Mapping New York, Black Dog Publishing, $49.95
We were honored to find a brand-spanking-new copy of Mapping New York on our desks from the sharp shooters at Black Dog Publishing.  If you’re like us, and you enjoy long aimless walks through the streets of Manhattan, have spent a significant amount of your life marveling at the scale of New York City or simply find the history of New York’s geometry fascinating, you will fall madly in love with this book.  Starting appropriately with the Dutch map makers the book covers everything from the first orchards through the expansion north, to maps tracking social statistics, the Harlem renaissance, demographics of noise complaints, Nasa photographs from space, map projections into the future, and everything in between.  The complexity of New York tracked over time is simply mesmerizing and Mapping New York tells the story page after gorgeous page.  This is more than just a book of maps; it’s the graphic history of how a place became the most important city in the world.

Things I Have Learned

Things I Have Learned In My Life So Far by Stefan Sagmeister, Abrams Books, $40.00
Sagmeister’s thesis of his life so far breaks down into 15 handsome little magazines that are so fun they don’t stay on the bookshelf for long.  They wind up on the coffee table, the bedside table, on the kitchen table at breakfast, in our bookbags…  The volumes are exciting in that way where you never quite know what’s around the next corner.  It makes you feel like a kid again and ignites the curious sense of imagination and wonder that got most of us addicted to design in the first place.

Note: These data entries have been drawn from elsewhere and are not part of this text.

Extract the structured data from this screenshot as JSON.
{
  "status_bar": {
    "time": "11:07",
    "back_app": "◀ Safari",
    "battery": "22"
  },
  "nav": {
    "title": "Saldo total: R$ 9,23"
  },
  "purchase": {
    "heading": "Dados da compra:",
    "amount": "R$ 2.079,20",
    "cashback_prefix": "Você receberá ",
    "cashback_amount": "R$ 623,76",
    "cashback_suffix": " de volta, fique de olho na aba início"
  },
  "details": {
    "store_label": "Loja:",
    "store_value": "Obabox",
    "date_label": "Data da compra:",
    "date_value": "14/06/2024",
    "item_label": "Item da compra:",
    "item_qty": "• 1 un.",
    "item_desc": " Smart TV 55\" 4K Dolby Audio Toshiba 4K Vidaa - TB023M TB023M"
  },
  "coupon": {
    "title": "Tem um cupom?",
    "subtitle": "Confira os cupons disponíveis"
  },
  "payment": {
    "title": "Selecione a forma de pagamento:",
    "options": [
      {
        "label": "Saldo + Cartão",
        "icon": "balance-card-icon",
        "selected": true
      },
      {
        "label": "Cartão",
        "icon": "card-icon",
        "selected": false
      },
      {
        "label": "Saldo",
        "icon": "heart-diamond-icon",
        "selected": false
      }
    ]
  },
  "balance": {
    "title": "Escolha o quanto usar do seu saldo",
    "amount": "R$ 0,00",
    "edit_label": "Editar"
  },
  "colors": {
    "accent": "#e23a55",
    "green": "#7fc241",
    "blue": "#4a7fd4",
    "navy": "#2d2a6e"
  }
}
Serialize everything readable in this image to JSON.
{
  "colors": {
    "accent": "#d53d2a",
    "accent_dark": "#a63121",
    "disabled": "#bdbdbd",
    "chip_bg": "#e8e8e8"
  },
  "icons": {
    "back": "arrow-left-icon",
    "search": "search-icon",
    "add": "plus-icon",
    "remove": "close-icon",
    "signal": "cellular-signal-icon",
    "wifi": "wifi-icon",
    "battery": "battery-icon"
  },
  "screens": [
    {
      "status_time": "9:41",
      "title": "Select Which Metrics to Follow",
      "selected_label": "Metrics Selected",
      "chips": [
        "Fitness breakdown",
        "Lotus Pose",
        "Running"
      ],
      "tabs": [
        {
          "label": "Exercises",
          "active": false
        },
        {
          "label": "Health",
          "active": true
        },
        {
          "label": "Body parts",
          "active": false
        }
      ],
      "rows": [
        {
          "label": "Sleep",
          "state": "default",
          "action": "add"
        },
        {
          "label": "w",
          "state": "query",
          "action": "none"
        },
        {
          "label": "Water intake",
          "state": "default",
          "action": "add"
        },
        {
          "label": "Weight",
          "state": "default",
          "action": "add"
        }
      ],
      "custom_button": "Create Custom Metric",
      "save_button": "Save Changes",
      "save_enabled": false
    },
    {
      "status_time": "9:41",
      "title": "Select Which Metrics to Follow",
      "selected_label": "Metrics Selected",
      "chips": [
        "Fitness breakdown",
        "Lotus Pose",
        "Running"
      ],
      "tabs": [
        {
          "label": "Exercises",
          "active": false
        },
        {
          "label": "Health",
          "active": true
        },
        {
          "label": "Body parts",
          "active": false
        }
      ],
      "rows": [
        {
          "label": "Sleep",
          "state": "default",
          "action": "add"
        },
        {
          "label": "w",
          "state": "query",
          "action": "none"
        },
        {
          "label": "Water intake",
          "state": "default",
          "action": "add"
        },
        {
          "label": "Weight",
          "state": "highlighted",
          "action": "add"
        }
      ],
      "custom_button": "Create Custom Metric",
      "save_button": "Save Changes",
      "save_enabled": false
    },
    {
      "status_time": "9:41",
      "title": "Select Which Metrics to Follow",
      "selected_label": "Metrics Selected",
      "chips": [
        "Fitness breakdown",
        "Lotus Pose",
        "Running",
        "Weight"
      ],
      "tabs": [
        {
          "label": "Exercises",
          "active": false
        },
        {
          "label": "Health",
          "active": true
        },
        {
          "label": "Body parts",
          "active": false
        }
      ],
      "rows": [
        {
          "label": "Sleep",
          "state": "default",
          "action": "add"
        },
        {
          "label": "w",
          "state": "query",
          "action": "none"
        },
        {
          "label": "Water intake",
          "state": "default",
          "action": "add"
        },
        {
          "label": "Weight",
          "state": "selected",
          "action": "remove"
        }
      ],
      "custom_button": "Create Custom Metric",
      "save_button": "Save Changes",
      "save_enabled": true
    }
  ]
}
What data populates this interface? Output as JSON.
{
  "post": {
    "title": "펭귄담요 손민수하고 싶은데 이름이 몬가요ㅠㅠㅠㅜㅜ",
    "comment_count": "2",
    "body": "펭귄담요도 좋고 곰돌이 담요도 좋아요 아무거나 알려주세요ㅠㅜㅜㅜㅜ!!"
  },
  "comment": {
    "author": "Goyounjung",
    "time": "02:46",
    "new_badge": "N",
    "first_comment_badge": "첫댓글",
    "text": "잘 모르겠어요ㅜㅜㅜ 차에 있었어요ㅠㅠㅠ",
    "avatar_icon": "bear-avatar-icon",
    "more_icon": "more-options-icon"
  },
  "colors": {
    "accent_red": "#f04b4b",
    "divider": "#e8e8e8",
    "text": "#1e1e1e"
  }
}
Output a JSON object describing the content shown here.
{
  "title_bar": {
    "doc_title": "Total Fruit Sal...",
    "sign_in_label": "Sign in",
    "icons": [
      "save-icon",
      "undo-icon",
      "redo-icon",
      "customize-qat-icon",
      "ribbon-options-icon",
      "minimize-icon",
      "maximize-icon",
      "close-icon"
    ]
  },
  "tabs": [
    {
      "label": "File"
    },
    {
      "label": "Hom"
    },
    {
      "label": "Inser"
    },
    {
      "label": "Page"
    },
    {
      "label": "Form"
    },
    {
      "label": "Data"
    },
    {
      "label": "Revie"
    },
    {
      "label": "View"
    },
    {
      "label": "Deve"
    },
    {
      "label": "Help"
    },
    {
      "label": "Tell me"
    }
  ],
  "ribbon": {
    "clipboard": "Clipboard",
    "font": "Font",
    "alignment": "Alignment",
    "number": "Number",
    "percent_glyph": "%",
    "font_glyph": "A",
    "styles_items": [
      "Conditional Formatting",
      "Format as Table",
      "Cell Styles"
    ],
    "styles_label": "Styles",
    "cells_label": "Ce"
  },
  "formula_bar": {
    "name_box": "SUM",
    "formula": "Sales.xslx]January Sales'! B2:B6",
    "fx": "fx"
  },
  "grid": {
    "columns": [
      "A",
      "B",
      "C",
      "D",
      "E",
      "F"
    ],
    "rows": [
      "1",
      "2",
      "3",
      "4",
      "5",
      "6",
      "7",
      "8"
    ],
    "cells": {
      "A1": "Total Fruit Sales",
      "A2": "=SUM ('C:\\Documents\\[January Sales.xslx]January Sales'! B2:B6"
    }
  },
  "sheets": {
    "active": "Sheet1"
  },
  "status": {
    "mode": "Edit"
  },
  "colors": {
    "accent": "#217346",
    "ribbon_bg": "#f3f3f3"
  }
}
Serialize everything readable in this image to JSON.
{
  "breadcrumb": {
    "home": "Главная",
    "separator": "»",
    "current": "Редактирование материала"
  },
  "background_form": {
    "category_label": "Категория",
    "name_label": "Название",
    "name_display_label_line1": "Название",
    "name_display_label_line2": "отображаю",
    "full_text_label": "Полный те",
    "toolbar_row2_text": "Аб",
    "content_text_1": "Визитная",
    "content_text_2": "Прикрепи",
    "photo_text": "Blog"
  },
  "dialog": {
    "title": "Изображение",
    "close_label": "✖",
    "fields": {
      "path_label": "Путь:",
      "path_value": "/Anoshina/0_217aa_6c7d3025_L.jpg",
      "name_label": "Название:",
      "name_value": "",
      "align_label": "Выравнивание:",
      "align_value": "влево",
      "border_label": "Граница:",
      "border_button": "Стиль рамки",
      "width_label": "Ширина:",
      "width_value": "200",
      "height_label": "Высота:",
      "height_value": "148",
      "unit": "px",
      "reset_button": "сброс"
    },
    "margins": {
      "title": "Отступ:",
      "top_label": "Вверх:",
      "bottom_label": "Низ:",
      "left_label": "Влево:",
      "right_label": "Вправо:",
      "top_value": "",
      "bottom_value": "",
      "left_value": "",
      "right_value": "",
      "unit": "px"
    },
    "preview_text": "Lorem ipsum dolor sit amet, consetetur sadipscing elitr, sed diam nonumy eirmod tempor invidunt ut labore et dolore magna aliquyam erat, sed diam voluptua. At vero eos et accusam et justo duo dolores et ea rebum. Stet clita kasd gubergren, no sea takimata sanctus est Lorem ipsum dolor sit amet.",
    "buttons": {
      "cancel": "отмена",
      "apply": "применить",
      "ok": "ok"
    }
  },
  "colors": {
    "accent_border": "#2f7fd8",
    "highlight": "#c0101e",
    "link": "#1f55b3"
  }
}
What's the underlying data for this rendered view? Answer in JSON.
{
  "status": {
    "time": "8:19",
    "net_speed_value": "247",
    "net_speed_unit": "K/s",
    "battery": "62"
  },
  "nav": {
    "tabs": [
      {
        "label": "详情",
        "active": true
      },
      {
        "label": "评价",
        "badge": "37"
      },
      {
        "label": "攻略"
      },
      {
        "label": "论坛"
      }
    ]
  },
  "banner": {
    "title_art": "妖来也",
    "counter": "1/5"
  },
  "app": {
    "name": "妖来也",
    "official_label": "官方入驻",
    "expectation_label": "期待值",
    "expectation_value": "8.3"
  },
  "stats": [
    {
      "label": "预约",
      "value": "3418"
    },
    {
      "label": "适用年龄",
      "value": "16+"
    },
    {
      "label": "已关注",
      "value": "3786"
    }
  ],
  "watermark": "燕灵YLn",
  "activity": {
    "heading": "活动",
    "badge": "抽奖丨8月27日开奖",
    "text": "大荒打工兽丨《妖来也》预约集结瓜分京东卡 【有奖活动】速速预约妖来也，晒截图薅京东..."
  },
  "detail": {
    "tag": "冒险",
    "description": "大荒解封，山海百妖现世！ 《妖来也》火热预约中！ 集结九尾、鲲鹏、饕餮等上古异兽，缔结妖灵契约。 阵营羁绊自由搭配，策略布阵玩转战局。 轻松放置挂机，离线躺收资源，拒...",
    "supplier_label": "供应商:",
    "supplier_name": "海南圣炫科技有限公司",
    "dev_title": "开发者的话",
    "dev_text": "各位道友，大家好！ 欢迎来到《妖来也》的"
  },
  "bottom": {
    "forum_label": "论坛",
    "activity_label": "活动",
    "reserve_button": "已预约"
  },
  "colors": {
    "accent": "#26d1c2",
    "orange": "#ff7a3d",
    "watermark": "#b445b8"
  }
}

Making and Breaking the Grid

Making and Breaking the Grid by Timothy Samara, Rockport, $25.00
With over 200 pages of beautiful visual compositions and lessons this book is a feast for the eyes.  It’s also a serious book for the well trained eye.  It might be best utilized by those who have been around the block a few times; those warriors of graphic design deep in the trenches of saving the world from ugly.  This book is tactical and strategic, think of it as a textbook for real life design.

Single Building Series

Single Building Series | Process of an Architectural Work, Rockport, $5
Rockport is doing a nice job covering some important projects that simply require an abundance of photos, writing and drawings to properly understand.  The Single Building Series issue that is usually out and about in the office, and never quite makes it back on the shelf, is the Type Variant House by Vincent James.  It’s been flipped through so many times the spine has long since broken and the pages are starting to spill out all over the place.  The diagrams are clean, crisp and refined, the photos (starting with construction process photos) are vibrant and inspiring.  The designers who composed this book series know when not to do something – photos only extend on the pages as far as they need to and refreshing white space abounds throughout the book.  Process sketches are carefully located alongside finish photos giving the viewer a glimpse at the mastery behind architecture of this caliber.

The New Typography

The New Typography by Jan Tschichold, University of California Press, $35.00
This book is as old as dirt and more important than ever.  First published in Germany in 1928, the book was a manifesto of modern design and codified many of the modernist design rules still very much in use today.  It was translated into English in the 1950’s and remains available today. We like the book because it’s one of the purest versions of graphic design in our modern, digital world.  While Tschichold’s lessons apply extremely well to digital design, the book attacks the written word based on the printed composition – still the end product of much of our digital efforts.